SRX300 latest Junos 18.4R1.8 possible performance/throughput issues
Wasn't sure if this needed to go through the SRX forum or Junos. Sorry, may be a little long winded.
I wanted to post here to be informative and possibly get some additional help and things that can be done to help track down an issue like this. Since this is personal for home use I don't have support on the SRX300. But I wanted other people here to know as well.
I am running an SRX300 at my house which I use to learn, test, and try new features of Junos on. This SRX300 is connected to gigabit service and performs flawlessly (until 18.4) running as a gateway for 10 security zones, basic firewall functions, and NAT. I can hear what some people are thinking. It was previusly running 18.3R1.
This helps with my daily job as we work with Junos for SRX/EX/QFX platforms. Still learning the ins/outs of Junos after 2 years.
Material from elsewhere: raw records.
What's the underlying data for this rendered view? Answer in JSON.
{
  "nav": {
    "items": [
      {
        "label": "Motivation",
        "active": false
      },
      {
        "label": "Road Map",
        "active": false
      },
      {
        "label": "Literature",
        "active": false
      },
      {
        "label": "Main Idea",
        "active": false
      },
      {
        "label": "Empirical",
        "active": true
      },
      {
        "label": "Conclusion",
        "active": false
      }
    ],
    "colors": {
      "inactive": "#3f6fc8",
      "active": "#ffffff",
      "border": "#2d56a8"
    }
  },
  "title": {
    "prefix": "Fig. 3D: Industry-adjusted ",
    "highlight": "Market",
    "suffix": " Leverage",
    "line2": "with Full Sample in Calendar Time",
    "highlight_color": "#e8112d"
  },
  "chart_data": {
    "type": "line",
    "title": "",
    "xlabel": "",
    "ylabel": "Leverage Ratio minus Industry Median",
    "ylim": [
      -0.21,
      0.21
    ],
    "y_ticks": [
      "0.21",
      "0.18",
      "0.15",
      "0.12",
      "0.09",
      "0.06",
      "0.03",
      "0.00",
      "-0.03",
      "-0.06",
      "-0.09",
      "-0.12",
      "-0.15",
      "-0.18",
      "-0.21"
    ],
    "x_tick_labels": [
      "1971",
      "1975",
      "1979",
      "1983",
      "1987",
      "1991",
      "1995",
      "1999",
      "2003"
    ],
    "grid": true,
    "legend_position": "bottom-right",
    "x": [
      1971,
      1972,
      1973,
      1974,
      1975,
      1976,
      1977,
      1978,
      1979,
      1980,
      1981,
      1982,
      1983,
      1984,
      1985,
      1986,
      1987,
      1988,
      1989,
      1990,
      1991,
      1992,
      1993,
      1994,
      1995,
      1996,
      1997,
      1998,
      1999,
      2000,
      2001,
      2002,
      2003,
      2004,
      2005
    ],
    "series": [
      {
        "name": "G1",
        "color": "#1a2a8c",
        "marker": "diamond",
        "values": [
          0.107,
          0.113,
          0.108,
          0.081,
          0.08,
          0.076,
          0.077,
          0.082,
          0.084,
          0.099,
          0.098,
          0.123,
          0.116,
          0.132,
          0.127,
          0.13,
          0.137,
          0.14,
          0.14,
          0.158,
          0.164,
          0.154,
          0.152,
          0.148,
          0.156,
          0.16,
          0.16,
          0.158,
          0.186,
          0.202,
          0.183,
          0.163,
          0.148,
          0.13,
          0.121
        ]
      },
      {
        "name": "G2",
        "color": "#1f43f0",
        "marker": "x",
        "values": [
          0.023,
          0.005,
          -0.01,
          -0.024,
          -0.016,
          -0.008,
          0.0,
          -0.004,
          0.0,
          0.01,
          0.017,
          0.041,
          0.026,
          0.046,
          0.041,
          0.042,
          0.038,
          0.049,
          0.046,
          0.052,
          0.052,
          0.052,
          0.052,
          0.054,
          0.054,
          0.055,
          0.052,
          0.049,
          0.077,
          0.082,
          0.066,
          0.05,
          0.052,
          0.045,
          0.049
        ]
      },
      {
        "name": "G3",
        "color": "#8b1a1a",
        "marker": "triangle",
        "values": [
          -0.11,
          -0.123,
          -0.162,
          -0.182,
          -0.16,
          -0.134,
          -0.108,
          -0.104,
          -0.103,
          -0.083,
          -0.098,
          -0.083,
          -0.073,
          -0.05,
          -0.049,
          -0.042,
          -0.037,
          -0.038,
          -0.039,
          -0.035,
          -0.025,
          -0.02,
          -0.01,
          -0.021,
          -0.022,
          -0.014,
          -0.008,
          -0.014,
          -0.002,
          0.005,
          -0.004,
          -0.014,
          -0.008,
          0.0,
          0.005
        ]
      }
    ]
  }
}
So I installed the latest 18.4R1.8 that came out 12/21/2018. Upgrade smoothly and everything seemed fine. I was performing some downloads that nearly to saturate the 1Gbps link using multiple sessions. This was done on prior releases with no issues. During this high throughput scenario the throughtut dropped to about 20 Mbps and latency went to 400-1000ms. Performance was suffering.
I check the messages log and saw alerts about CPU threshold crossed and to expect packet loss.
I checked the "show chassis routing-engine" and the CPU looked great. The I found the command "show security monitoring fpc 0" had output that showed the CPU Utilization at 100%. In this case, memory looked good and session flows were what I was expecting based on previous experience.
If I killed the high throughput download everything came back down to normal and all was fine. So I was able to reproduce the drop in throughput and the increase in latency.
I decided to check "show pfe statistics traffic" which was giving me the current pps. I was sitting around 97k pps during the test. From what I can see I felt like I was still within the limits of the hardware. Someone please correct me if I am wrong and/or interpreting this incorrectly.
From this point I didn't know what else to look at so I decided to roll back Junos versions. I rolled back to Junos 18.3R1 service release S1.4. Re-testing the scenario and everything is working fine. The output of "show security monitoring fpc 0" showed the cpu at less than 70% and the pfe statistics showed the same for pps. Everything was humming along fine, full throughput as expected and no change in latency.
I assume there is some bug in Junos 18.4? Does anyone have any suggestions on additional troubleshooting or other data I could gather to track down what the issue may have been?
It definitely sounds like a bug becuase the platform, the configuration and the traffic pattern is the same, Thanks for the headsup, if I found more information related to your situation I will pass it along. Please let us know if the traffic is inspected/affected by any extra features different than the regular security-policies and NAT.
As for now I will advise to stay with the recommended junos version for the SRX300 (15.1X49-D150) unless you are looking to implement a feature thats only available in the lastes 18 version:
I would like to stay on what is the recommended Junos version but we have run across bugs within those as well on multiple occassions. We actually run alot of stuff on the 17.4 code due to features that we need. Of course 17.4 has its own set of bugs to work with. SoI have been experimenting on the side with newer releases like this.
But this is also what frustrates me about Junos and the recommended versions. New builds keep getting released with new features that make these platforms competitive with other vendors and/or really make a huge difference in the functionality and manageability of the platform (custom mgmt_junos routing-instance, Unified Security Policies, SSL Inspection Whitelist Exemptions based on Custom URL Categories, on box python scripting with event scripts for SRX). I could go on and on. These features don't seem to be back ported to what is the recommended Junos version.
At what point will Juniper move on from 15.1x49 and start recommending the newer builds? Why keep releasing new features for the last 2 years (how long since I started using Junos) if you aren't going to recommend the code version that it runs on?